Comment gouverner sans chiffres fiables ? L’Organisation des États de la Caraïbe orientale (OECO) a fait le pari des données ouvertes avec sa plateforme statistique en ligne, un portail unique qui rassemble les données économiques, sociales et environnementales de la Caraïbe orientale.
Accessible à tous, chercheurs, décideurs, journalistes ou simples citoyens, cet outil de statistiques officielles comparables entre pays devient un levier essentiel de l’intégration régionale, du suivi des Objectifs de développement durable et des politiques publiques dans les petits États insulaires de la Grande Caraïbe.
Un guichet unique pour les chiffres de la région
Dans une région fragmentée en petites économies insulaires, comparer les chiffres d’un pays à l’autre relevait longtemps du parcours du combattant.
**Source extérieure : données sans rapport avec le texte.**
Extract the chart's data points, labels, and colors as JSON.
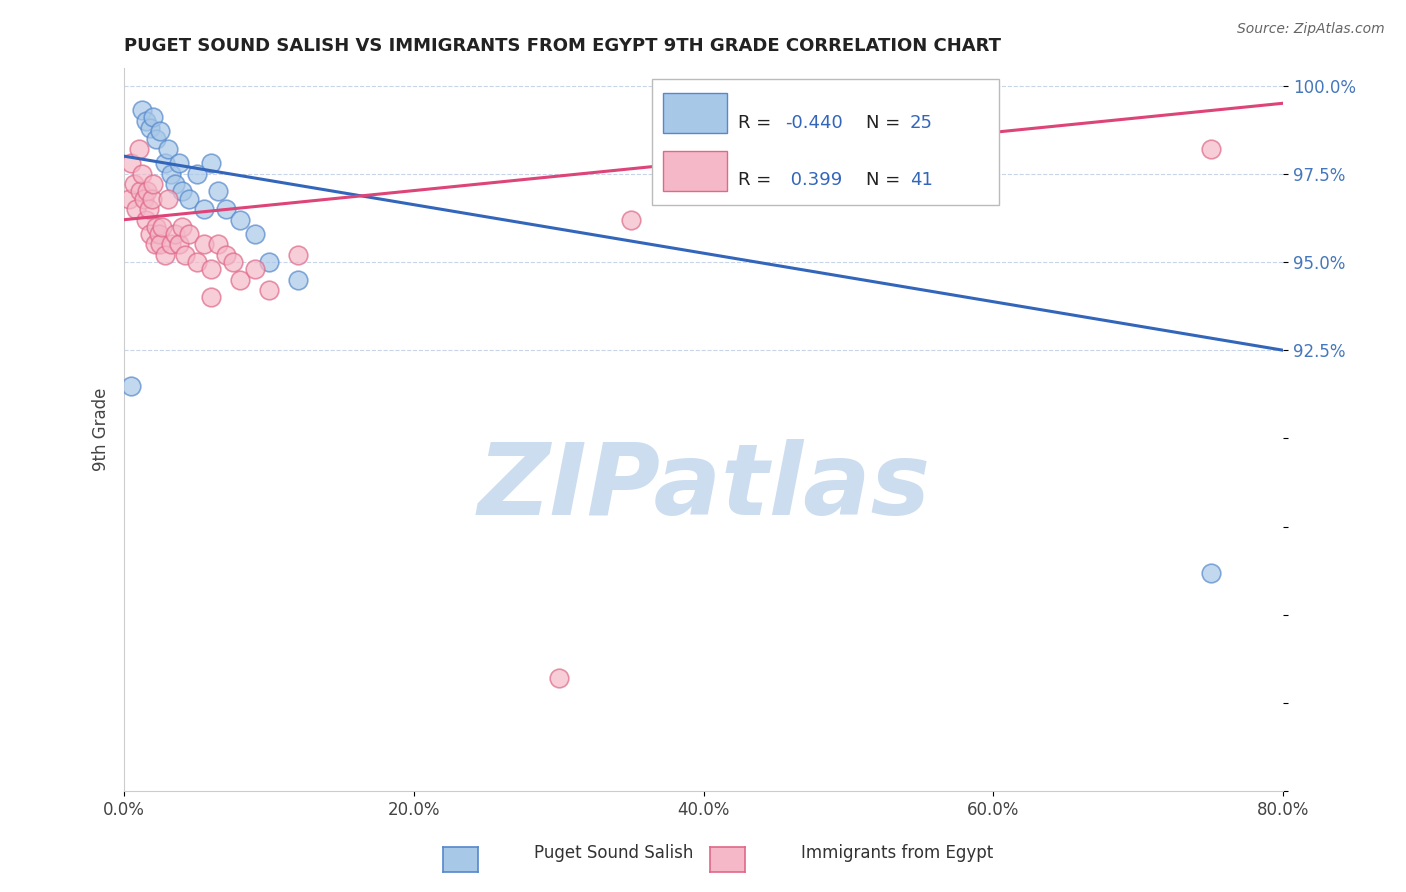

Chaque office national de statistique publiait ses données selon ses propres formats et calendriers. La Commission de l’OECO a voulu rompre avec cette dispersion en créant un portail web de diffusion de données, présenté comme le « one-stop-shop » des données régionales comparables.
Concrètement, la plateforme stocke les données par pays, les agrège au niveau régional, conserve les métadonnées et les restitue sous forme de cartes, de tableaux et de graphiques interactifs.
Le portail regroupe sept modules complémentaires :
- une recherche de données par pays et par période
- un tableau de bord cartographique
- un outil permettant aux utilisateurs de téléverser leurs propres données pour les visualiser
- une interface de programmation (API) pour connecter des applications en temps réel
- un tableau de bord dédié aux Objectifs de développement durable
- un espace citoyen où chacun peut signaler les thèmes qui lui importent, et un catalogue de microdonnées recensant les enquêtes et leurs jeux de données.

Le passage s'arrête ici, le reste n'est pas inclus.